Cynthia Shabb, executive director of Global Friends Coalition, said she did not want to demand the Empire prohibit speakers like Dakdok. Debbie Storrs, dean of UND’s College of Arts and Sciences, agreed, saying she wanted to emphasize to the board that the Empire and UND are partners.
Stewart suggested there are ways to protect a person like Dakdok’s freedom of speech while also protecting others from harassment and discrimination.
He pointed to Polaski, Tenn., the birthplace of the Ku Klux Klan, as an example, saying all the businesses and buildings around town square shut down one day while the Klan had its yearly rally, and the Klan never returned.
“If there’s not a person in the audience … there is no play,” Stewart said. [If there were no Muslims in the U.S., there’d be no article, no speech by Dakdok, and no creeping sharia]
Weber threw out a suggestion for the city to throw a huge block party so parking would be unbearable if Dakdok came back to the Empire again.
Stewart argued the spotlight should not be on the Empire, but rather on the community reaction—and proaction—to events like Dakdok’s.

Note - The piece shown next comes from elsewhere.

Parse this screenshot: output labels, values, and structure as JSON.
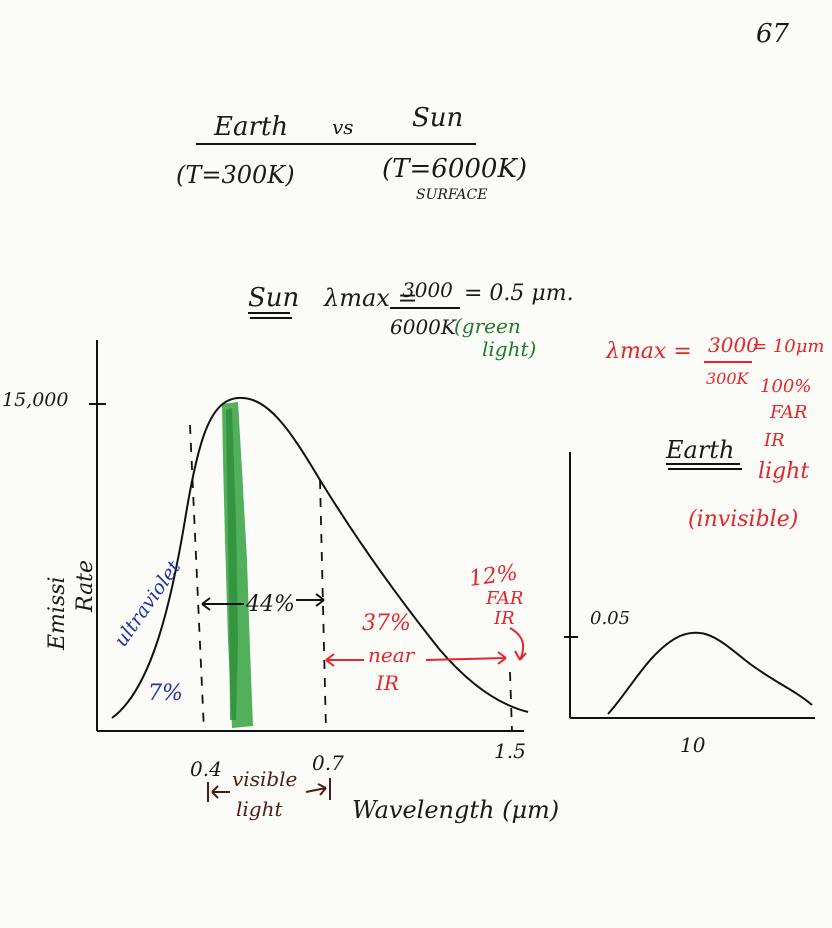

“I don’t think venues are the issue,” said Stewart, urging the various community organizations in town to unite and work toward a common goal of openness and acceptance.
Stewart advised flooding Grand Forks with messages of acceptance and openness, so that purveyors of hate would ultimately “become a very tiny footnote.”
He also stressed the importance of the faith-based community, saying faith leaders are able to highlight the similarities among religions, including among Christianity and Islam.
No one really cares or argues about the similarities. The problem, however, is that Islam commands that the differences are irreconcilable – and commands that Muslims work to convert everyone to Islam, force them to live under sharia, or kill them.
Socialist worker Bret Weber says, “Acquiescence can lead to acceptance, and acceptance can lead to an appearance of endorsement.” And his acquiescence and apparent acceptance of sharia law and violent jihad – the new moral stain – speak volumes. Many area leaders want to enforce sharia blasphemy laws in sneaky ways, but it seems there are at least a few leaders who still believe in free speech.